Chilango

Tenemos la carne

El debut de Emiliano Rocha Minter en la cinematografía mexicana no va a pasar desapercibido. Su cinta fantástica de horror busca y consigue provocar a la audiencia con imágenes gráficas de genitales, sexo, fluidos y demás “sorpresas” –basta decir que en el Festival de Sitges 2016 tuvo el (des)honor de ser la película de la cual más gente se salió de la sala.

La historia nos sitúa en un México postapocalíptico, en donde dos hermanos (hombre y mujer) llegan al refugio de un señor que los acoge a cambio de trabajar para él y ayudarle a construir una cueva/útero en donde explotarán su sexualidad.

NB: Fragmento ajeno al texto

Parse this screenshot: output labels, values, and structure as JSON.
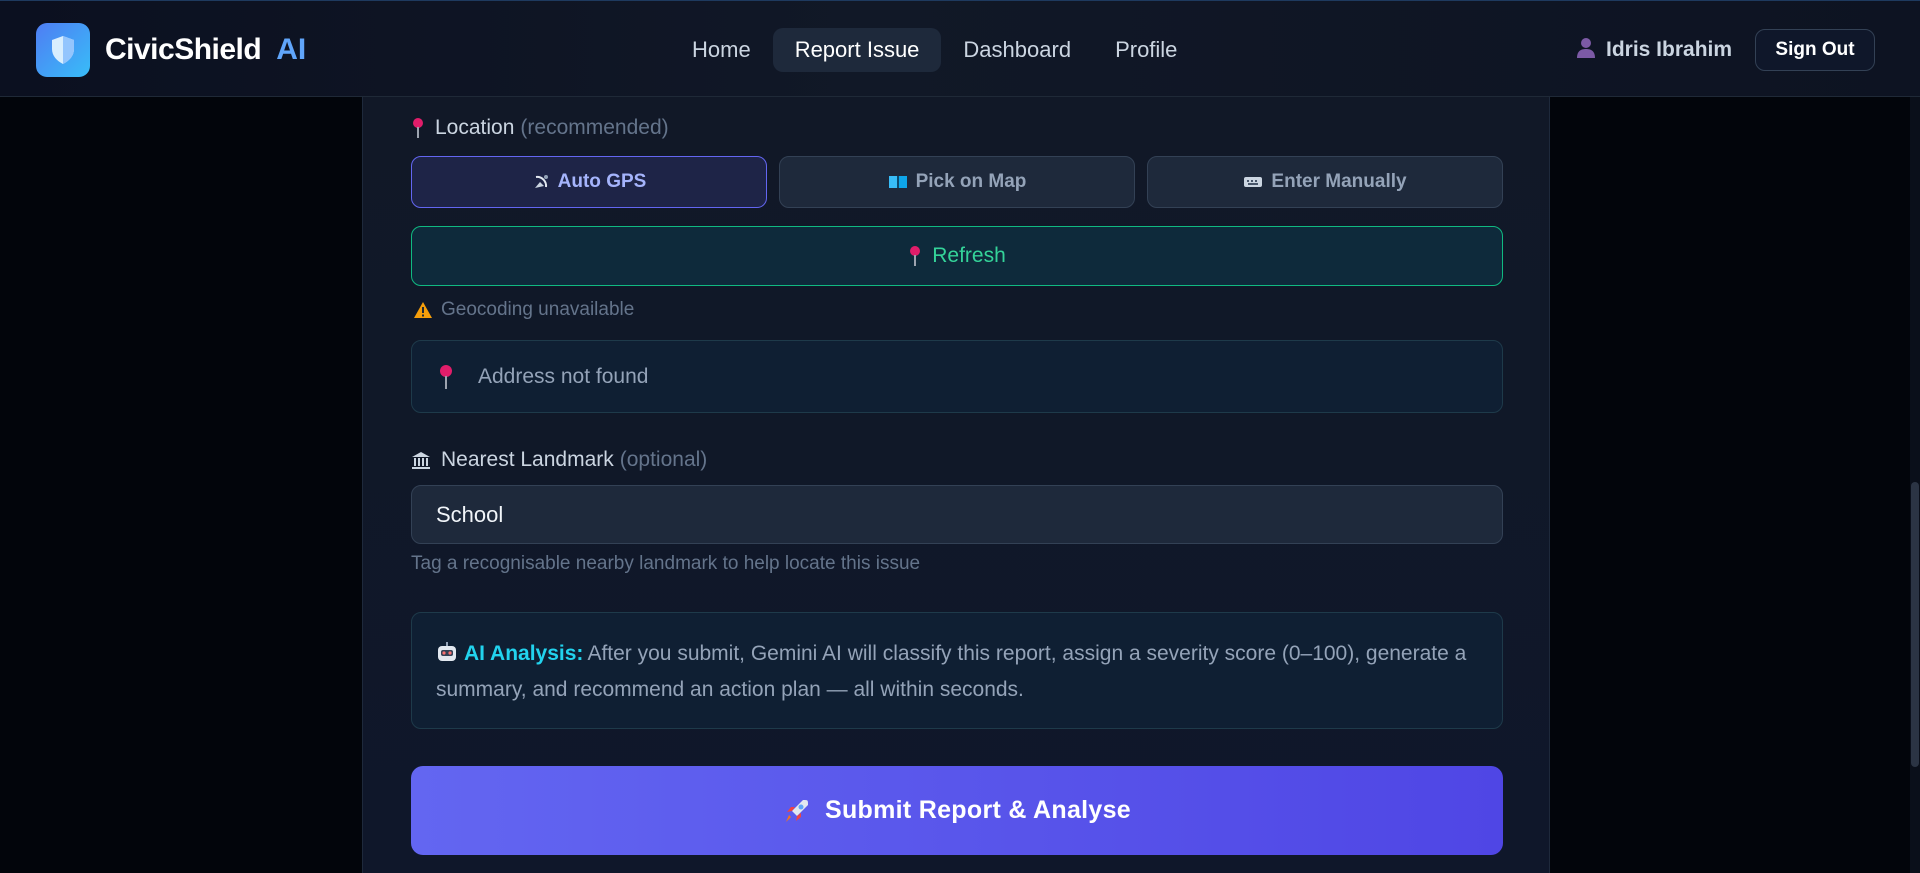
{
  "brand": {
    "name": "CivicShield",
    "suffix": "AI"
  },
  "nav": {
    "items": [
      {
        "label": "Home"
      },
      {
        "label": "Report Issue",
        "active": true
      },
      {
        "label": "Dashboard"
      },
      {
        "label": "Profile"
      }
    ]
  },
  "user": {
    "name": "Idris Ibrahim",
    "signout_label": "Sign Out"
  },
  "location": {
    "label": "Location",
    "hint": "(recommended)",
    "modes": [
      {
        "label": "Auto GPS",
        "icon": "satellite-dish-icon",
        "active": true
      },
      {
        "label": "Pick on Map",
        "icon": "map-book-icon"
      },
      {
        "label": "Enter Manually",
        "icon": "keyboard-icon"
      }
    ],
    "refresh_label": "Refresh",
    "warning": "Geocoding unavailable",
    "address": "Address not found"
  },
  "landmark": {
    "label": "Nearest Landmark",
    "hint": "(optional)",
    "value": "School",
    "help": "Tag a recognisable nearby landmark to help locate this issue"
  },
  "ai_analysis": {
    "title": "AI Analysis:",
    "text": "After you submit, Gemini AI will classify this report, assign a severity score (0–100), generate a summary, and recommend an action plan — all within seconds."
  },
  "submit_label": "Submit Report & Analyse",
  "colors": {
    "accent": "#6366f1",
    "success": "#10b981",
    "brand_ai": "#60a5fa",
    "highlight": "#22d3ee"
  }
}
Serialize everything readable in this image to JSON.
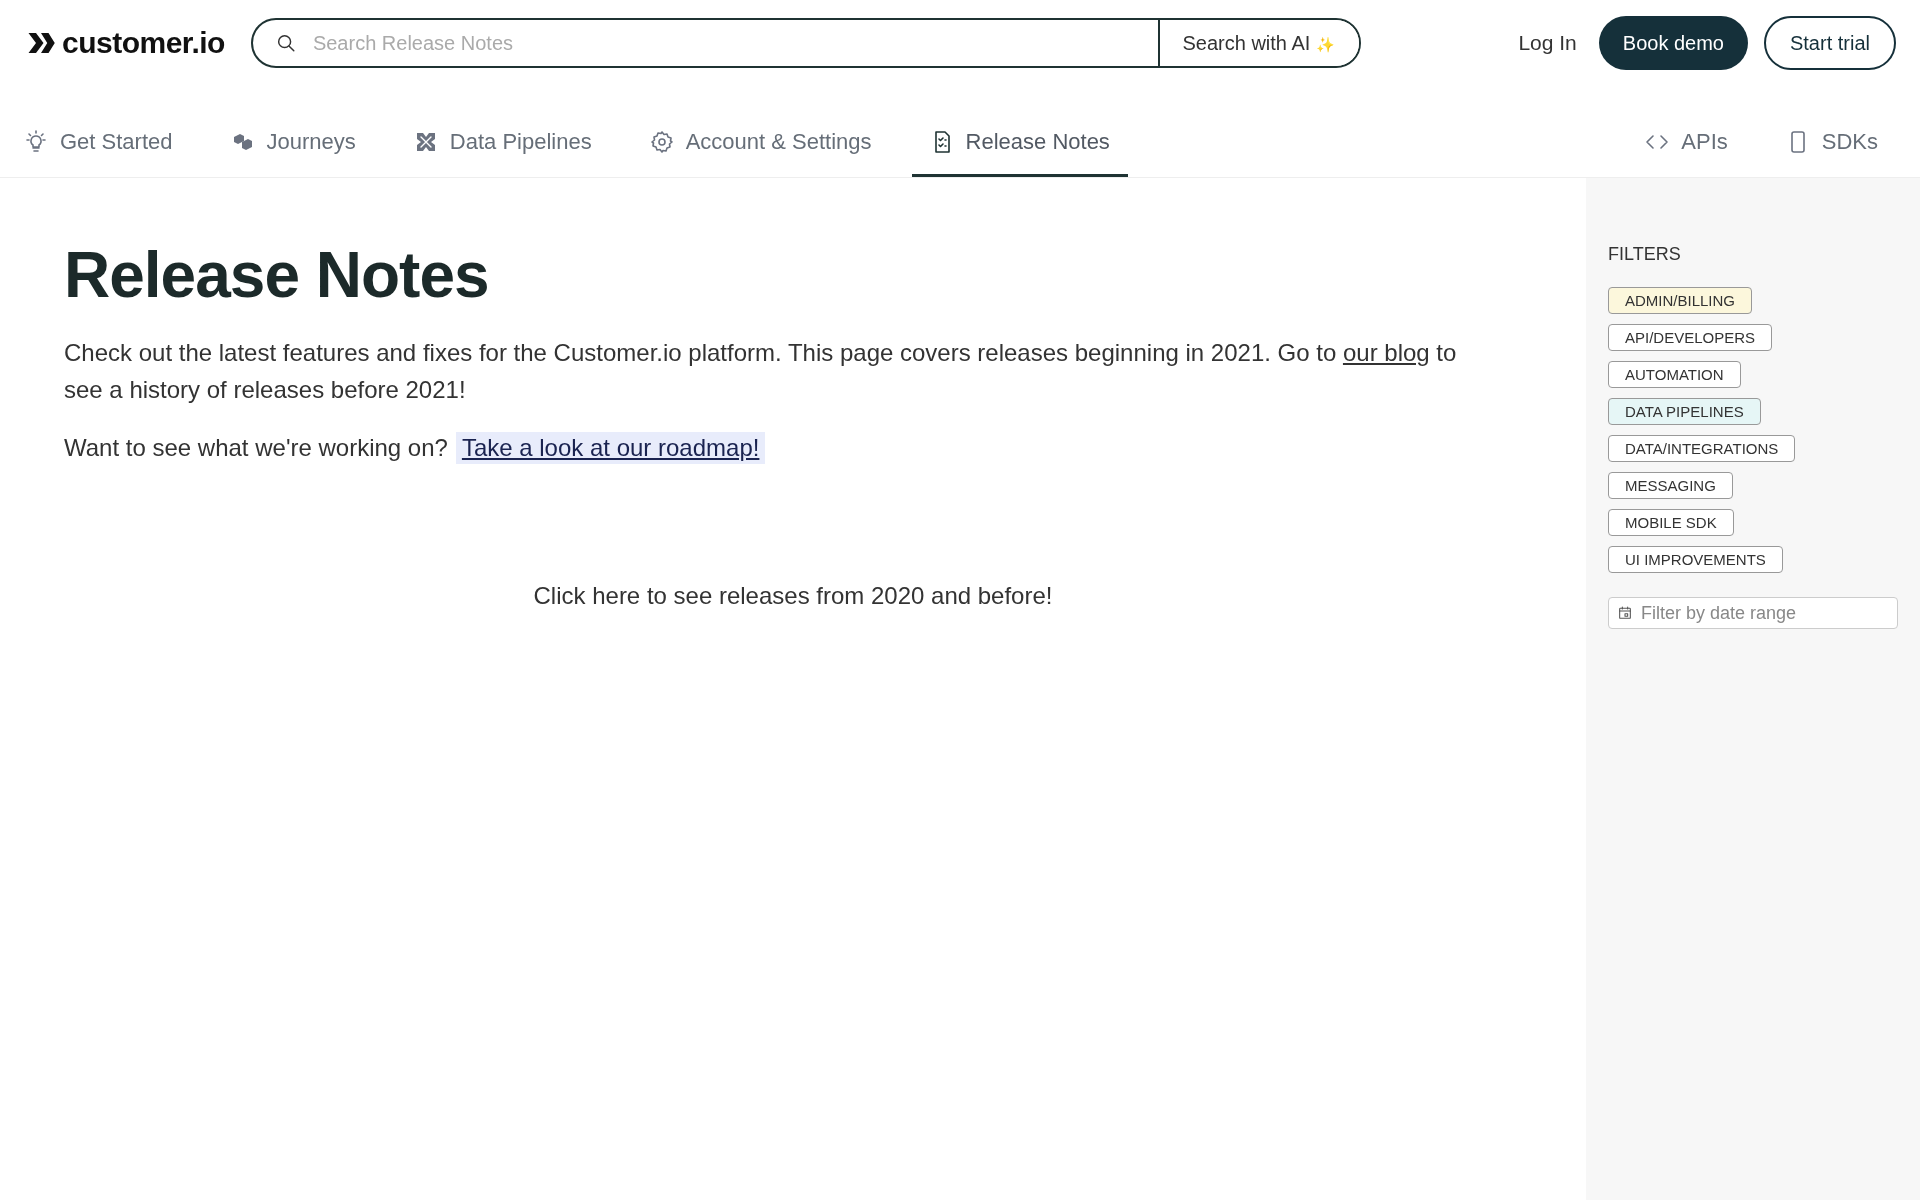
{
  "header": {
    "logo": "customer.io",
    "search": {
      "placeholder": "Search Release Notes"
    },
    "ai_button": "Search with AI",
    "ai_sparkle": "✨",
    "login": "Log In",
    "book_demo": "Book demo",
    "start_trial": "Start trial"
  },
  "nav": {
    "left": [
      {
        "label": "Get Started",
        "selected": false
      },
      {
        "label": "Journeys",
        "selected": false
      },
      {
        "label": "Data Pipelines",
        "selected": false
      },
      {
        "label": "Account & Settings",
        "selected": false
      },
      {
        "label": "Release Notes",
        "selected": true
      }
    ],
    "right": [
      {
        "label": "APIs",
        "selected": false
      },
      {
        "label": "SDKs",
        "selected": false
      }
    ]
  },
  "main": {
    "title": "Release Notes",
    "intro": {
      "before": "Check out the latest features and fixes for the Customer.io platform. This page covers releases beginning in 2021. Go to ",
      "link": "our blog",
      "after": " to see a history of releases before 2021!"
    },
    "roadmap": {
      "text": "Want to see what we're working on?",
      "link": "Take a look at our roadmap!"
    },
    "older_link": "Click here to see releases from 2020 and before!"
  },
  "filters": {
    "heading": "FILTERS",
    "tags": [
      {
        "label": "ADMIN/BILLING",
        "color": "#fcf7dc"
      },
      {
        "label": "API/DEVELOPERS",
        "color": "#ffffff"
      },
      {
        "label": "AUTOMATION",
        "color": "#ffffff"
      },
      {
        "label": "DATA PIPELINES",
        "color": "#e6f6f6"
      },
      {
        "label": "DATA/INTEGRATIONS",
        "color": "#ffffff"
      },
      {
        "label": "MESSAGING",
        "color": "#ffffff"
      },
      {
        "label": "MOBILE SDK",
        "color": "#ffffff"
      },
      {
        "label": "UI IMPROVEMENTS",
        "color": "#ffffff"
      }
    ],
    "date": {
      "placeholder": "Filter by date range"
    }
  }
}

Cuando la veas, querrás pensar que hay un planteamiento mucho más profundo más allá de la anécdota freudiana, y que las actuaciones frenéticas reflejan el contexto de una sociedad desquiciada; uno como espectador busca algo más, lo que sea, pero nunca llega; la cinta se queda sin mucho que ofrecer. El propio Emiliano ha dicho que sólo se trata de “una asunción del propio cuerpo, una exploración del placer y los deseos”.

No obstante, lo escatológico se compensa con el tratamiento estético –por momentos hipnótico– del director, quien recurrió a diversos formatos y desarrolló la historia entre penumbras y una paleta de colores intensos que recuerdan a Gaspar Noé (Irreversible, 2002; Love, 2015) no sólo por la forma, sino también por el intento de fondo.

Absténganse de verla todos aquellos de estómago débil: los escasos 78 minutos de duración dan pocos momentos de tregua. La experiencia en sí es fuerte. En lo personal me pareció bastante desagradable. Independientemente de sus valores de producción, difícilmente se antoja repetir.